La réforme de 2021 a-t-elle renforcé la protection du créancier senior ?

Oui. L'ordonnance n°2021-1193 du 15 septembre 2021, transposant la directive (UE) 2019/1023, prévoit à l'article L.626-30 du Code de commerce que la constitution des classes de parties affectées tient compte des accords de subordination conclus avant l'ouverture de la procédure. Le rang de créancier organisé par contrat est ainsi reconnu au stade de l'élaboration du plan. Cette prise en compte suppose toutefois un accord antérieur à l'ouverture et rédigé sans ambiguïté sur sa portée en procédure collective.

Le créancier junior peut-il quand même déclarer sa créance et voter le plan ?

Oui.
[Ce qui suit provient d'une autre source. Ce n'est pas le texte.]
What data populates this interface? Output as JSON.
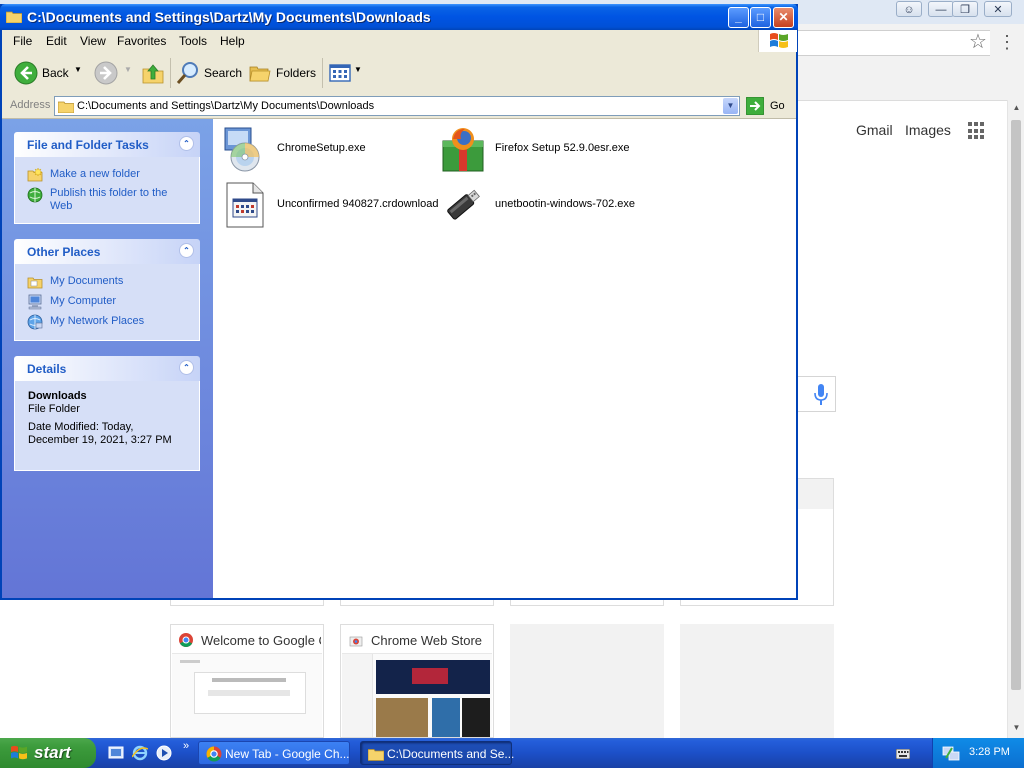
{
  "chrome": {
    "links": {
      "gmail": "Gmail",
      "images": "Images"
    },
    "tiles": [
      {
        "title": "Welcome to Google C"
      },
      {
        "title": "Chrome Web Store"
      }
    ]
  },
  "explorer": {
    "title": "C:\\Documents and Settings\\Dartz\\My Documents\\Downloads",
    "menu": [
      "File",
      "Edit",
      "View",
      "Favorites",
      "Tools",
      "Help"
    ],
    "toolbar": {
      "back": "Back",
      "search": "Search",
      "folders": "Folders"
    },
    "address": {
      "label": "Address",
      "value": "C:\\Documents and Settings\\Dartz\\My Documents\\Downloads",
      "go": "Go"
    },
    "panels": {
      "file_tasks": {
        "title": "File and Folder Tasks",
        "items": [
          "Make a new folder",
          "Publish this folder to the Web"
        ]
      },
      "other_places": {
        "title": "Other Places",
        "items": [
          "My Documents",
          "My Computer",
          "My Network Places"
        ]
      },
      "details": {
        "title": "Details",
        "name": "Downloads",
        "type": "File Folder",
        "modified": "Date Modified: Today, December 19, 2021, 3:27 PM"
      }
    },
    "files": [
      {
        "name": "ChromeSetup.exe",
        "icon": "installer-cd-icon"
      },
      {
        "name": "Firefox Setup 52.9.0esr.exe",
        "icon": "firefox-installer-icon"
      },
      {
        "name": "Unconfirmed 940827.crdownload",
        "icon": "generic-file-icon"
      },
      {
        "name": "unetbootin-windows-702.exe",
        "icon": "usb-drive-icon"
      }
    ]
  },
  "taskbar": {
    "start": "start",
    "tasks": [
      {
        "label": "New Tab - Google Ch..."
      },
      {
        "label": "C:\\Documents and Se..."
      }
    ],
    "clock": "3:28 PM"
  },
  "colors": {
    "xp_blue": "#0054e3",
    "task_pane": "#7ba2e7",
    "link_blue": "#215dc6",
    "start_green": "#3c9b3c"
  }
}
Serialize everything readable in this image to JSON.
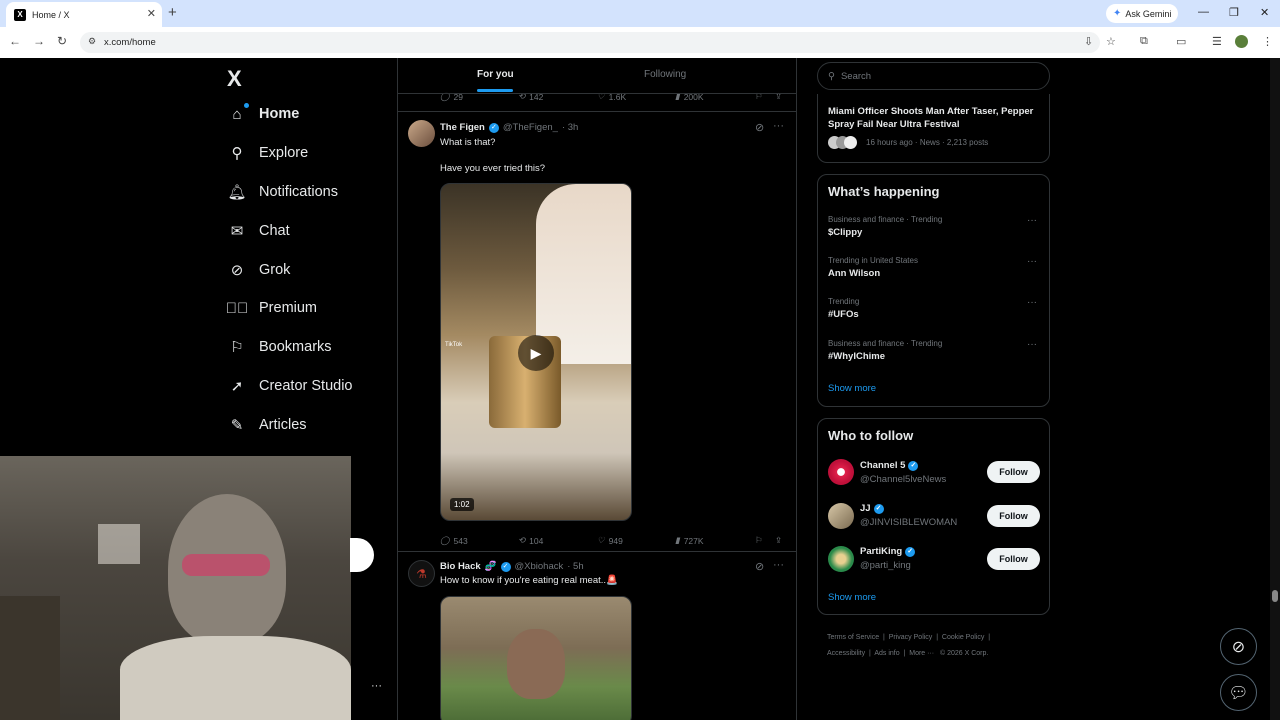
{
  "browser": {
    "tab_title": "Home / X",
    "tab_icon": "X",
    "url": "x.com/home",
    "gemini_label": "Ask Gemini"
  },
  "nav": {
    "logo": "X",
    "items": [
      {
        "label": "Home",
        "icon": "home-icon"
      },
      {
        "label": "Explore",
        "icon": "search-icon"
      },
      {
        "label": "Notifications",
        "icon": "bell-icon"
      },
      {
        "label": "Chat",
        "icon": "mail-icon"
      },
      {
        "label": "Grok",
        "icon": "grok-icon"
      },
      {
        "label": "Premium",
        "icon": "premium-icon"
      },
      {
        "label": "Bookmarks",
        "icon": "bookmark-icon"
      },
      {
        "label": "Creator Studio",
        "icon": "rocket-icon"
      },
      {
        "label": "Articles",
        "icon": "article-icon"
      }
    ]
  },
  "feed": {
    "tabs": [
      "For you",
      "Following"
    ],
    "prev_post_actions": {
      "replies": "29",
      "reposts": "142",
      "likes": "1.6K",
      "views": "200K"
    },
    "posts": [
      {
        "name": "The Figen",
        "handle": "@TheFigen_",
        "time": "· 3h",
        "line1": "What is that?",
        "line2": "Have you ever tried this?",
        "video_duration": "1:02",
        "watermark": "TikTok",
        "actions": {
          "replies": "543",
          "reposts": "104",
          "likes": "949",
          "views": "727K"
        }
      },
      {
        "name": "Bio Hack",
        "name_emoji": "🧬",
        "handle": "@Xbiohack",
        "time": "· 5h",
        "line1": "How to know if you're eating real meat..🚨"
      }
    ]
  },
  "right": {
    "search_placeholder": "Search",
    "news": {
      "title": "Miami Officer Shoots Man After Taser, Pepper Spray Fail Near Ultra Festival",
      "meta": "16 hours ago · News · 2,213 posts"
    },
    "happening": {
      "title": "What’s happening",
      "trends": [
        {
          "context": "Business and finance · Trending",
          "name": "$Clippy"
        },
        {
          "context": "Trending in United States",
          "name": "Ann Wilson"
        },
        {
          "context": "Trending",
          "name": "#UFOs"
        },
        {
          "context": "Business and finance · Trending",
          "name": "#WhyIChime"
        }
      ],
      "show_more": "Show more"
    },
    "who_to_follow": {
      "title": "Who to follow",
      "accounts": [
        {
          "name": "Channel 5",
          "handle": "@Channel5lveNews",
          "button": "Follow"
        },
        {
          "name": "JJ",
          "handle": "@JINVISIBLEWOMAN",
          "button": "Follow"
        },
        {
          "name": "PartiKing",
          "handle": "@parti_king",
          "button": "Follow"
        }
      ],
      "show_more": "Show more"
    },
    "footer": {
      "links": [
        "Terms of Service",
        "Privacy Policy",
        "Cookie Policy",
        "Accessibility",
        "Ads info",
        "More ···"
      ],
      "copyright": "© 2026 X Corp."
    }
  }
}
Le droit de déclarer sa créance et, le cas échéant, de voter au sein de sa classe relève de prérogatives que l'accord de subordination ne peut pas purement supprimer. Une clause qui priverait le junior de ces droits d'ordre public risquerait d'être jugée inefficace. En pratique, l'accord oriente le comportement du junior par des engagements contractuels sanctionnés entre les parties, plutôt que de le déposséder de ces prérogatives.

Faut-il combiner la subordination de créance avec une convention de rang sur les sûretés ?

C'est fortement recommandé lorsque le senior et le junior partagent des garanties sur les mêmes actifs. La subordination de la créance ne suffit pas si le junior détient une sûreté réelle mieux classée lui permettant de percevoir un paiement prioritaire. Une convention de rang portant sur les sûretés, opposable selon les règles propres à chaque garantie et publiée le cas échéant, complète utilement l'accord de subordination et réduit le risque de devoir se contenter d'une action en reversement contre un junior potentiellement insolvable.

La subordination survit-elle à une cession de la créance junior ?

Uniquement si l'accord le prévoit expressément. Sans clause de transmission de la subordination, la cession de la dette junior à un tiers non informé pourrait fragiliser l'opposabilité de l'accord. Une rédaction protectrice stipule que toute cession, tout transfert ou toute novation de la créance junior demeure soumis à la subordination et que le cessionnaire est réputé y adhérer, ce qui préserve le rang de créancier senior en toutes circonstances.